İddialar Facebook, Twitter, TikTok ve YouTube gibi birçok platformda yayıldı. CrowdTangle ve TweetDeck gibi sosyal medya araçlarına baktığımızda en erken paylaşımların Mayıs ayının başlarında yapıldığı görülüyor. Ancak paylaşımlardaki ekran görüntülerinden iddiaların en çok kapalı hesap ve gruplardan yapıldığı anlaşılıyor. İddiaların özellikle WhatsApp’ta yaygınlaştırıldığı belli.
Ancak fotoğraftaki kişinin kim olduğuna yönelik elde yeterli veri yok. Tersine görsel arama gibi doğrulama yöntemleri ile araştırdığımızda bir sonuca ulaşamıyoruz. İddialar dışında herhangi bir bilgiyle karşılaşmıyoruz. Fotoğraf hakkında bilgiye çeşitli yüz tarama araçlarından da ulaşamıyoruz.
Fotoğrafın başka iddialara eşlik ettiği de görülüyor. Aynı fotoğrafın kullanıldığı başka bir paylaşımda kadının gri listede aranan ve Şanlıurfa’nın Akçakale ilçesinde sınırdan geçmeye çalışırken yakalanan bir DEAŞ’lı olduğu da öne sürülmüş.
Bu durum olağan fotoğrafın kolaylıkla “uydurma hikayelere” konu olabileceğinin göstergesi.
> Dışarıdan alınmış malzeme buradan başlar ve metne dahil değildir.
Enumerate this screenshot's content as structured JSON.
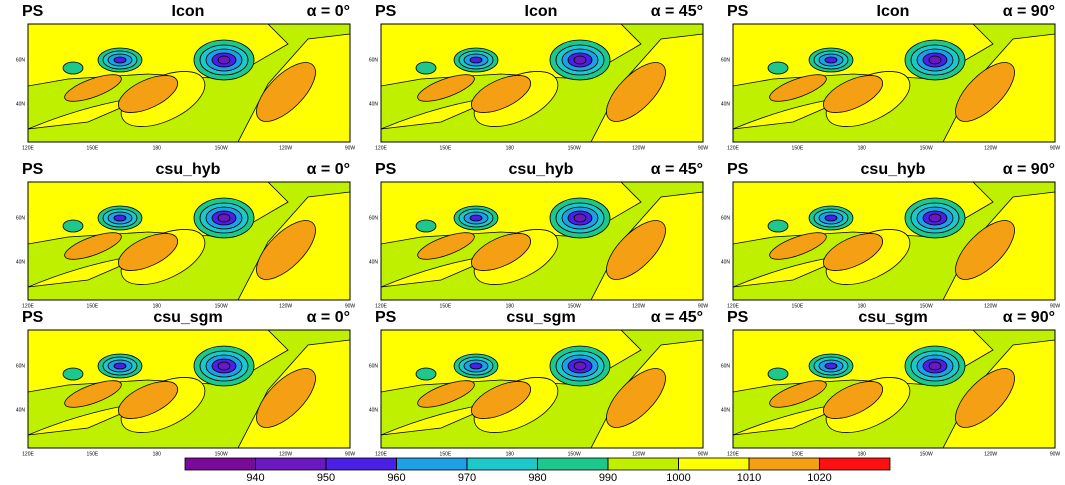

Fotoğraf hakkında yeterli bilginin internette olmaması da farklı bağlamdaki iddiaların yayılmasına neden olabiliyor.
Ancak şunu rahatlıkla söyleyebiliyoruz: Fotoğraftaki kişinin çocuk kaçıran organ mafyası ya da herhangi bir örgüte mensup birini gösterdiğine ilişkin hiçbir kanıt yok.
Buna rağmen organ mafyası olduğuna kanıt olmayan fotoğraftaki kişinin yakalandığına ilişkin başka fotoğraf da yayıldı.